No coche emprestado por um amigo taberneiro, Henry mirava o assento à frente especulando se um dia teria prazer em regressar para a casa que, em tese, morava havia doze anos. Amargura era o que invariavelmente sentia na imponente mansão de quatro pisos, à beira do rochedo que se interpunha entre Alweather Town e o Canal da Mancha; extenso como uma muralha. E não era diferente no momento.
Talvez isso mudasse se não fosse obrigado a dividir alguns momentos com vovó Geórgia, visita tão constante quanto sua mãe, Honora Alweather Farrow.
― Vovó Geórgia... ― Henry murmurou o termo carinhoso que familiares mais próximos usavam para se referirem à condessa viúva.
Tal codinome seria pertinente à matriarca dos Alweathers, com setenta e cinco anos, caso seu frágil corpo não abrigasse uma alma intolerante nem houvesse uma língua bipartida em sua boca enrugada. Para a avó, ele sempre seria um usurpador do que, segundo o princípio da primogenitura, pertencia a ele por direito.
O conde mais uma vez sorriu, zombando de si mesmo.
Anos antes, regozijou-se ao saber que receberia o título nobiliárquico do avô materno, terras e uma considerável fortuna. Tudo por ser o descendente mais velho de uma família com a qual não tinha qualquer vínculo. Ele não festejou, tampouco lamentou a morte de seu antecessor.
Aos vinte e cinco anos, ruim e ambicioso, ansiou que o período de luto passasse para que colocasse as mãos na herança. Por sua total falta de empatia, o primeiro desejo foi seguir para Alweather Town, em West Sussex, vender tudo que recebesse no menor tempo possível e voltar para Worcester, onde nasceu e foi criado até que fosse enviado à Londres para sua formação; tendo por família apenas os pais e por diversão os mergulhos no rio Severn.
Quão tolo e ignorante fora!
Graças à lei que contentou sua ambição, sua perversidade sequer pôde ser posta em prática. Ele se revoltou quando descobriu que herdeiros jamais dilapidariam um patrimônio valendo-se de vendas, sendo obrigados legalmente a viverem daquilo que lhe provesse a herdade. Piorando o que já era péssimo, ele simplesmente repudiou a ideia de se tornar o quinto conde ao conhecer a avó materna.
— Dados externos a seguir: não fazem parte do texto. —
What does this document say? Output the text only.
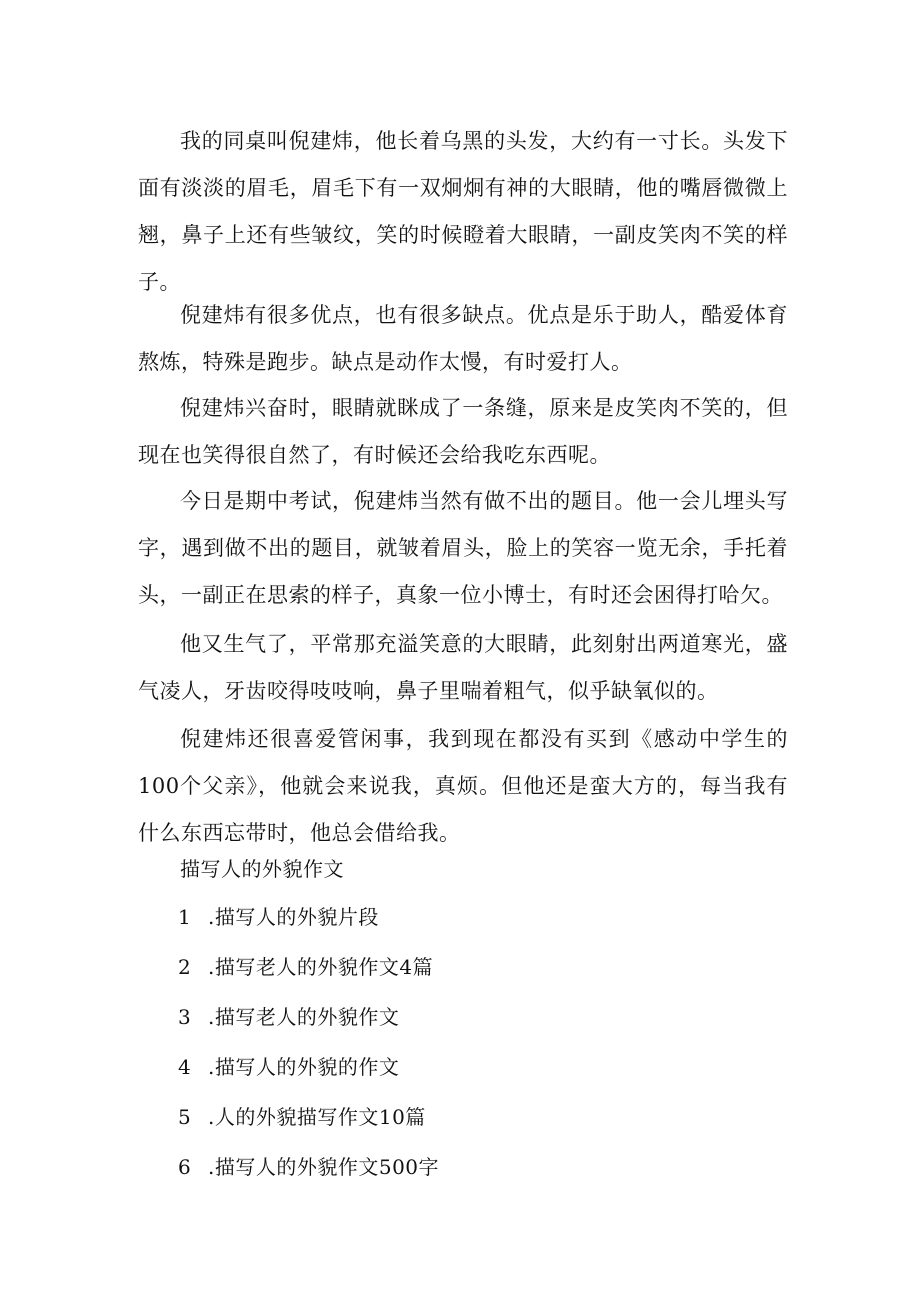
我的同桌叫倪建炜，他长着乌黑的头发，大约有一寸长。头发下面有淡淡的眉毛，眉毛下有一双炯炯有神的大眼睛，他的嘴唇微微上翘，鼻子上还有些皱纹，笑的时候瞪着大眼睛，一副皮笑肉不笑的样子。

倪建炜有很多优点，也有很多缺点。优点是乐于助人，酷爱体育熬炼，特殊是跑步。缺点是动作太慢，有时爱打人。

倪建炜兴奋时，眼睛就眯成了一条缝，原来是皮笑肉不笑的，但现在也笑得很自然了，有时候还会给我吃东西呢。

今日是期中考试，倪建炜当然有做不出的题目。他一会儿埋头写字，遇到做不出的题目，就皱着眉头，脸上的笑容一览无余，手托着头，一副正在思索的样子，真象一位小博士，有时还会困得打哈欠。

他又生气了，平常那充溢笑意的大眼睛，此刻射出两道寒光，盛气凌人，牙齿咬得吱吱响，鼻子里喘着粗气，似乎缺氧似的。

倪建炜还很喜爱管闲事，我到现在都没有买到《感动中学生的100个父亲》，他就会来说我，真烦。但他还是蛮大方的，每当我有什么东西忘带时，他总会借给我。

描写人的外貌作文

1 .描写人的外貌片段
2 .描写老人的外貌作文4篇
3 .描写老人的外貌作文
4 .描写人的外貌的作文
5 .人的外貌描写作文10篇
6 .描写人的外貌作文500字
Henry ainda recordava a expressão de asco da senhora austera e elegantemente envolta em fina seda, joias, plumas e pedrarias ao medi-lo de alto a baixo. Também não esquecia o modo se recusou a segurar a mão que educadamente estendeu antes que iniciassem a reunião particular que ela própria agendou por intermédio do advogado testamenteiro, no escritório do mesmo.
― Não o reconheço como sucessor de meu querido Orson ― foram suas primeiras palavras.
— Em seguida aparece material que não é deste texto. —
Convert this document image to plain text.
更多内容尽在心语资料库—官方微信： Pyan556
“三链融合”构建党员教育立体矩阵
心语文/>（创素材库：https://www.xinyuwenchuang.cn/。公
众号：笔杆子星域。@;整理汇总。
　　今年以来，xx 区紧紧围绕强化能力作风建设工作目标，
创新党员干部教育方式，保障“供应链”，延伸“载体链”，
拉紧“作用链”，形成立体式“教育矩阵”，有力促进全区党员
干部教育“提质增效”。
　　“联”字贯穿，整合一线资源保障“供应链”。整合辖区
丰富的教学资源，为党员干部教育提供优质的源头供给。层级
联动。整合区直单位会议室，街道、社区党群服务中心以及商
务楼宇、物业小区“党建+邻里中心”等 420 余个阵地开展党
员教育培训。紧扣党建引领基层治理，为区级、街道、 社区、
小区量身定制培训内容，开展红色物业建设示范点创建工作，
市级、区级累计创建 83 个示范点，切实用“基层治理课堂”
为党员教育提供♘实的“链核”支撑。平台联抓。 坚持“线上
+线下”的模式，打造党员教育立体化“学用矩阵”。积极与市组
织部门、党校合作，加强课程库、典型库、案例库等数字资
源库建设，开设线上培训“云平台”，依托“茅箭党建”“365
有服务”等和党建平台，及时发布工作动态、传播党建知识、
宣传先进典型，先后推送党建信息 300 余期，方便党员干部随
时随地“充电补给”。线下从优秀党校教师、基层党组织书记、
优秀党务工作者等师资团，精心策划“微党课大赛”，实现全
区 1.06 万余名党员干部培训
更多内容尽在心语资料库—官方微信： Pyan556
A requintada senhora o olhou com superioridade que o diminuía ainda que fosse mais alto que ela. Cercando-o, analisou com evidente escárnio seus sapatos empoeirados, o traje novo e simples de linho preto, o chapéu de feltro mantido junto ao peito; seu rosto e seu cabelo.
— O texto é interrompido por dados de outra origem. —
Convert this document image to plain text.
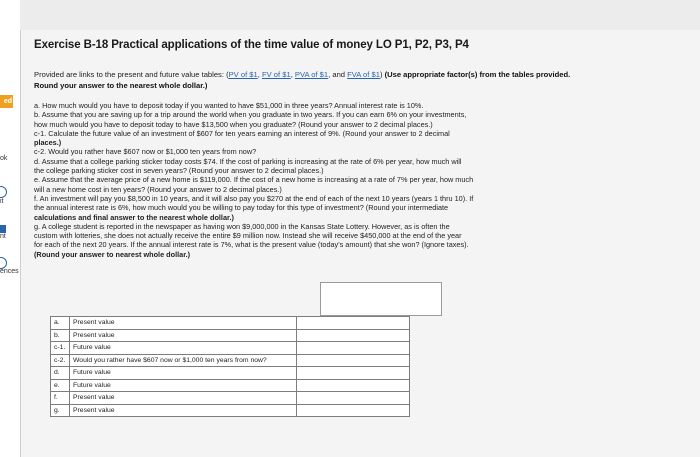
ed
ok
it
nt
ences
Exercise B-18 Practical applications of the time value of money LO P1, P2, P3, P4
Provided are links to the present and future value tables: (PV of $1, FV of $1, PVA of $1, and FVA of $1) (Use appropriate factor(s) from the tables provided. Round your answer to the nearest whole dollar.)
a. How much would you have to deposit today if you wanted to have $51,000 in three years? Annual interest rate is 10%.
b. Assume that you are saving up for a trip around the world when you graduate in two years. If you can earn 6% on your investments,
how much would you have to deposit today to have $13,500 when you graduate? (Round your answer to 2 decimal places.)
c-1. Calculate the future value of an investment of $607 for ten years earning an interest of 9%. (Round your answer to 2 decimal
places.)
c-2. Would you rather have $607 now or $1,000 ten years from now?
d. Assume that a college parking sticker today costs $74. If the cost of parking is increasing at the rate of 6% per year, how much will
the college parking sticker cost in seven years? (Round your answer to 2 decimal places.)
e. Assume that the average price of a new home is $119,000. If the cost of a new home is increasing at a rate of 7% per year, how much
will a new home cost in ten years? (Round your answer to 2 decimal places.)
f. An investment will pay you $8,500 in 10 years, and it will also pay you $270 at the end of each of the next 10 years (years 1 thru 10). If
the annual interest rate is 6%, how much would you be willing to pay today for this type of investment? (Round your intermediate
calculations and final answer to the nearest whole dollar.)
g. A college student is reported in the newspaper as having won $9,000,000 in the Kansas State Lottery. However, as is often the
custom with lotteries, she does not actually receive the entire $9 million now. Instead she will receive $450,000 at the end of the year
for each of the next 20 years. If the annual interest rate is 7%, what is the present value (today's amount) that she won? (Ignore taxes).
(Round your answer to nearest whole dollar.)
a.	Present value	
b.	Present value	
c-1.	Future value	
c-2.	Would you rather have $607 now or $1,000 ten years from now?	
d.	Future value	
e.	Future value	
f.	Present value	
g.	Present value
― É tão grosseiro quanto o pai! ― exclamou, aviltada. ― Ocasionalmente, quando sou forçada a me lembrar de Honora, pergunto-me o que a criatura tinha em mente para se unir a um... a um... Céus! Sequer consigo proferir a palavra. E esse horrível tom de pele? Passa os dias a vadiar ao sol como todos de sua raça? Veja sua postura! Não tem a elegância, o porte de um nobre. Nem mesmo parece ser um Alweather! Se Orson tivesse me ouvido, hoje eu não seria obrigada a olhá-lo.
― Pois o que a incomoda, a mim, enche de orgulho ― retrucou, quando perdeu a paciência, imitando-a na altivez. ― Jamais me envergonhei de meu sangue cigano e saiba que não repudio o nome Alweather em consideração à minha mãe, no mais, contenta-me saber que não carrego nenhum traço dessa família.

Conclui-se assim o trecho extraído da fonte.